The Feasibility of Salinity Gradient Technology for Ireland: an Initial Case Study by the River Suir

Ciaran Murray, Dublin Institute of Technology
Jonathan Blackledge, Dublin Institute of Technology
Derek Kearney, Dublin Institute of Technology

Document Type Article

Journal on the Development and Applications of Oceanic Engineering, forthcoming, 2013, p.1-11


Under its EU obligations, Ireland has committed to generate 40% of its electricity demand from renewable means by 2020, and the objective of the minor dissertation from which this paper evolved, was to evaluate the feasibility of Salinity Gradient (SG) power technologies to contribute to this target. The country could be said to be currently over reliant on intermittent wind energy for its renewable quotient, and SG power could perhaps provide a local, continuous, base load power that would strengthen the security of national energy supply.
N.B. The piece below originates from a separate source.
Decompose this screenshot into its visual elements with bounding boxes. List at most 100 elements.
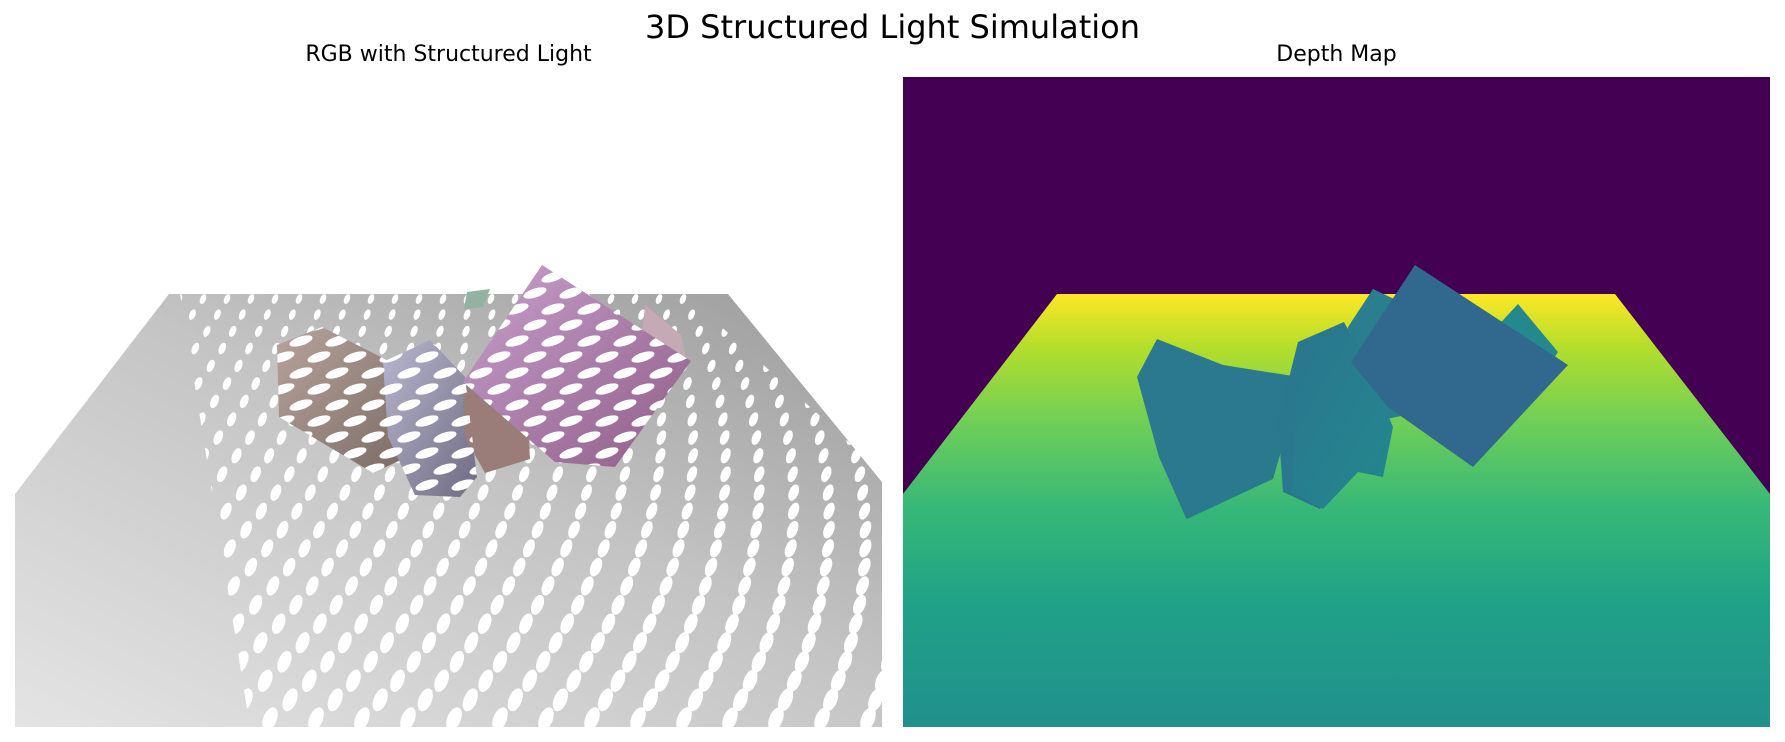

At present, SG power, though the concept is long established, is a fledgling technology but one that is gaining international recognition and financially backed industry research and development. Ireland, with its long coastline in relation to its physical size and with many rivers draining into the surrounding seas, would seem to offer significant opportunities for harnessing the inherently extractable energy when fresh river and saline sea waters mix. As a background, a brief summary of the SG concept and the operational cycles of the most promising SG power generation technologies are outlined. Solid baseline data in terms of sea salinity concentration, temperature and river flow for the main rivers of Ireland was drawn together, and then applied to three,academically sourced, SG potential estimation models. These outcomes were then balanced with the practical, physical aspects of coastal estuaries and tidal movements in order to quantify the country’s SG potential. A specific case study, based on field measurements, for the River Suir in the south of the country showed the practical, geomorphological difficulties for SG power application in an Irish context. Overall, though there is a case to be made for consideration of SG technology for Ireland, it would appear that process technology efficiencies would have to be improved and natural, physical limitations overcome in order to make the proposition feasible in the long term.